Stadler looked behind him. They were watching quietly as he talked, listening to him with an almost latent curiosity — some sort of echo from deep within. They hung on his words and cocked their ears in the air. After he stopped and stared back at them, one by one, they tried to mimic his voice. Garbled sounds — some almost words. Like children barking to TV sets before they know how to speak. As they did this, Stadler walked slowly to his tent and grabbed his test kit. He dove the needle deep in his arm and drew blood. He deftly tucked the sample into the cold storage kit, and picked up a rock nearby. The revins quieted down now, watching Stadler as he backed closer to the intercom. Stadler’s team, hearing his shouts, came down to the observation window and pounded on the glass:
“Get out of there! Run!”
The revins came off the rock, walking slowly down to Stadler, who stood still by the intercom. It was as if Stadler wasn’t there. They weren’t afraid anymore.
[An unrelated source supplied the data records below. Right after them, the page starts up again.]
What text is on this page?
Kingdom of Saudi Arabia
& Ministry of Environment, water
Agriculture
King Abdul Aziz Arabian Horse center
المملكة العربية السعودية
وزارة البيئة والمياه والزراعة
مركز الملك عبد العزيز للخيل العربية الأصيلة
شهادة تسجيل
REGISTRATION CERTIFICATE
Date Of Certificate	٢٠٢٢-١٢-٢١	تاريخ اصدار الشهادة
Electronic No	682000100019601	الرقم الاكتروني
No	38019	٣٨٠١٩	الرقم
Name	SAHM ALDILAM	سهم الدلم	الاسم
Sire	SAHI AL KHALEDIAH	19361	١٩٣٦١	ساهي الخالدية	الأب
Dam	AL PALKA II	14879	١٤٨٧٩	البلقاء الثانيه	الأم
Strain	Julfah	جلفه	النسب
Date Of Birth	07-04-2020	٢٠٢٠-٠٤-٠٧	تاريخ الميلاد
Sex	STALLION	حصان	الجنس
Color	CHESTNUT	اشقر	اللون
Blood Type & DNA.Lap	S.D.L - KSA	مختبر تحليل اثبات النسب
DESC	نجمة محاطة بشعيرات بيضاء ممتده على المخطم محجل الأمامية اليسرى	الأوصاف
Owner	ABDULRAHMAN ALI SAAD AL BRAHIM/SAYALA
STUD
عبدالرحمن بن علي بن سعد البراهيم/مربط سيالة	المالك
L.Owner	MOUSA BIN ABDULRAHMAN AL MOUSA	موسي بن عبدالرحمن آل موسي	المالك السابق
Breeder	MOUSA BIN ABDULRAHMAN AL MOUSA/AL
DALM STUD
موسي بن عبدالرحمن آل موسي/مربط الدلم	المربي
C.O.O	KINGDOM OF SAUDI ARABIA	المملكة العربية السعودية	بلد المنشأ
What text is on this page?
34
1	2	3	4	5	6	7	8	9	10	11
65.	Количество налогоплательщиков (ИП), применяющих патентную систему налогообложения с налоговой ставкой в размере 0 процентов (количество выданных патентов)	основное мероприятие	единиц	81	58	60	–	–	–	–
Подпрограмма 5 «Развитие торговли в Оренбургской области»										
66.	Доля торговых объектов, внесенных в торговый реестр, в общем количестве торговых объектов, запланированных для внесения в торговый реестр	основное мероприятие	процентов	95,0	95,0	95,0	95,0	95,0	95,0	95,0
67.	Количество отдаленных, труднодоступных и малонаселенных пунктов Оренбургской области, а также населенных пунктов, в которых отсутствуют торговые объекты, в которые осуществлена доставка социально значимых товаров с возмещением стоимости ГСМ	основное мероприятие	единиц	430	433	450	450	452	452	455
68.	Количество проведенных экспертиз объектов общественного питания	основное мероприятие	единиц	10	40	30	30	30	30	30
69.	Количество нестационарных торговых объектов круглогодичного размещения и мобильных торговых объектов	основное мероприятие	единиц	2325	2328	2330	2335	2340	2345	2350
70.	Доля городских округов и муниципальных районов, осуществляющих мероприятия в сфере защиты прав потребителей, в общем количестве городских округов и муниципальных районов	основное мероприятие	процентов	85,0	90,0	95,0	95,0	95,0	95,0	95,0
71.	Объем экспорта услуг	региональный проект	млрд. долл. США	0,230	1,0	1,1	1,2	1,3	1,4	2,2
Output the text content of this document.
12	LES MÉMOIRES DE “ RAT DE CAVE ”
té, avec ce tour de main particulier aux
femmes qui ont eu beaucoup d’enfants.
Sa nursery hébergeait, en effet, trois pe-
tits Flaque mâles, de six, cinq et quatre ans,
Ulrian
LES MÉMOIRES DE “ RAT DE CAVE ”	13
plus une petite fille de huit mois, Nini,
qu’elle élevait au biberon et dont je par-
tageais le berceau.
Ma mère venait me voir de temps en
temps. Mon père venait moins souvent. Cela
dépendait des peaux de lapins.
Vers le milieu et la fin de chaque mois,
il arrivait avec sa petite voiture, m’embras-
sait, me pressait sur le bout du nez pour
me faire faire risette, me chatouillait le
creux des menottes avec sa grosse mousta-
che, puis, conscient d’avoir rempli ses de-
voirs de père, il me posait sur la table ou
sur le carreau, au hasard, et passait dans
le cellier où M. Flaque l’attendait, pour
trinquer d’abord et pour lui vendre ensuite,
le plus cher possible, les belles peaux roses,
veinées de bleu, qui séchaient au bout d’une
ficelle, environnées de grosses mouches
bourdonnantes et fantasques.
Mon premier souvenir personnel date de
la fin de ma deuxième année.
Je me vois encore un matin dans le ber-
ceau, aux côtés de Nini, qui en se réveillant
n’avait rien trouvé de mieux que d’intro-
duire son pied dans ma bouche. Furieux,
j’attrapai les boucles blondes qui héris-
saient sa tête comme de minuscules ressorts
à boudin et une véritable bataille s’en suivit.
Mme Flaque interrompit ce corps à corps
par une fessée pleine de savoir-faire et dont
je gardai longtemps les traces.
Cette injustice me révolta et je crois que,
He was a mystery to them before, and now he wasn’t. They went into his tent and pulled out his food and water. One revin held some beets aloft and cackled. Then pandemonium. They beat and pummeled each other, scratching and gouging. Stadler just stood, petrified, as this violence broke out in front of him. They consumed his whole stash, ignoring the cold storage locker. When they were done, they sniffed around Stadler. His team watched. He tried talking again. They were entranced by that earlier, but no longer. They were annoyed now. One pushed him into the glass. Another walked up and looked at him in the eyes. This one, a male, had on a t-shirt, and nothing else. Its genitalia was bloody. Sallow skin, as if drained of blood. Half its scalp was pulled back off its cranium, hanging by a long flap, and a fresh scar split across its brow. This one went up to Stadler and plunged its arm down deep in his throat. Stadler screamed a muffled plea, a revin’s arm deep in his esophagus. It punched Stadler in the stomach and Erwin fell to the floor, gasping. Stadler began to vomit and was choking on his own bile — the revin intent on pulling anything out of Stadler’s stomach that he may have just eaten. A whirled gulp and hocking. The revins whooped and pounced on Stadler, who fell over, frothing. Stadler’s team watched in horror, standing behind the glass, as he was quartered. He reached an arm out to motion to them as the nails and teeth closed in on all sides. Soon, he was a mess of red stained cloth whipping into the air. The revins consumed him.